This is the fifth and final part of the Coping with Loss paper. Previous parts have been published earlier this month in this blog. You can download the complete text from my company's website: ICC Van der Haven.
If we go beyond the personal emotional and rational aspects of mourning, we come in the realm of the transpersonal or spiritual. Note that this is a realm that many people have reservations about, which is why I waited until the end dealing with it. Going as far as this stage in your mourning process may be helpful, though, if you are ready for it.
In the first place, the process of mourning has aspects that are to do with making sense of death. Answers to this are given in stage two by religions, but in this stage, questions often go beyond that:
Why does this happen to people?
Is there a reason for people dying?
Isn’t this unfair?
What happens after death?
Is death something to be afraid of or does it give rest?
If you are dealing with these kind of questions, you are touching on issues that go beyond the personal stages and into the transpersonal stages. These latter stages deal with what transcends human beings, the larger framework of life and death.

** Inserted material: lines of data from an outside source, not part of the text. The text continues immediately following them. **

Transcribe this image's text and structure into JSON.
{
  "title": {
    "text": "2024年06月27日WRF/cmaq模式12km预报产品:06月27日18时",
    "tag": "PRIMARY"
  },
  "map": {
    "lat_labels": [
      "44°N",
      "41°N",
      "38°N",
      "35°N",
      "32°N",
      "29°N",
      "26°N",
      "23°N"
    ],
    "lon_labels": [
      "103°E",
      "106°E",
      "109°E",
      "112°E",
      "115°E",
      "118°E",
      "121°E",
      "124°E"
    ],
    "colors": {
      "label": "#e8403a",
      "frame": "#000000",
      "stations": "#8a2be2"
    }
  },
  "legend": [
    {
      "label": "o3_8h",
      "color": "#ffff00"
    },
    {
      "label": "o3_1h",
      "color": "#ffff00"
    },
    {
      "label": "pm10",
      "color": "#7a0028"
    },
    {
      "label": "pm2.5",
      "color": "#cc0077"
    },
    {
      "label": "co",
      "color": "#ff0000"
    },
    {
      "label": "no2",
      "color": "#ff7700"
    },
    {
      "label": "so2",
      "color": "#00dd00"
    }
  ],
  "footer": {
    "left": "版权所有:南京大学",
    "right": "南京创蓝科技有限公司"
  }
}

What I am to describe now is based on shared insights from the more spiritual or mystical branches of the great religions and philosophies of life. It is in these areas that they all seem to agree in their views on life and death, which may mean there is some truth in it. Then again, treat this with caution and be critical as you may have totally different insights yourself.
If you look at the world and the people in it from a perspective that goes beyond us as individuals, you will see that in essence, everything and everyone is united. Not only are we all made of the same base materials: atoms, made out of elementary particles that in turn seem to consist of a lot of emptiness and energy. But also in other aspects do we seem to be made of the same material: my consciousness, which is what makes me aware of everything, is the same as your consciousness and everything in and around us pops up in our consciousness. Our own bodies exist in our consciousness and so do our feelings, thoughts and actions. Without consciousness, we would not be able to observe what happens inside or outside us. It is therefore that we can say that our consciousness is at the core of our being, it is effectively our essence or soul.
Taking this a step further, it can be said that all our individual consciousnesses are in fact part of one common, shared Consciousness. If you accept this, you can also say that we are as humans therefore all part of that same Consciousness and that the whole world is part of it as well.
When we are alive, our bodies are the necessary vehicle for our individual consciousness in this life. When we die, the body is left behind: it ceases to function. Our consciousness, however, cannot die, for it is the essence of who we are. Therefore, if the body dies, the individual consciousness necessarily needs to leave the body.
So where does our individual consciousness go? Well, as it is already part of the common Consciousness, it goes nowhere, it simply dissolves into Consciousness. Eventually, it may become part of some individual consciousness again and form new life.
What does this mean for your mourning process? You can realise from the previous text, that the body that we bury at a funeral is nothing more than the vehicle of the consciousness or soul of who was our beloved on earth. This does not mean that we do not need to deal with the body with respect. What it does mean is, that the essence of our beloved who died is not gone, but that it has become (or, in fact, stayed) part of the world and the universe around us. That it is and remains part of ourselves, even, because in our soul, we are part of that same Consciousness.
What we lose by death is the personal relationship with our beloved. But what we never lose is the transpersonal relationship with him. Although the latter is not very tangible, it will continue in all of our memories of the moments we shared, the impact that he has had on us and the impact he will keep having on the rest of our own lives. The fact that a spiritual bond can exist, even if you are separated by death. Until it is our turn to leave this life behind and join him in the same Consciousness that we are already part of. Remember that it is that very Consciousness that inspires us, radiates from within us, supports us in the hardships we go through after losing a loved one. It is that Consciousness that is at the same time the source and the destination of our lives, that expresses itself in us human beings as pure Love and that gives you the strength and inspiration to carry on after our loss and find back the purpose of our lives.
May it be a guide in the difficult period you are going through.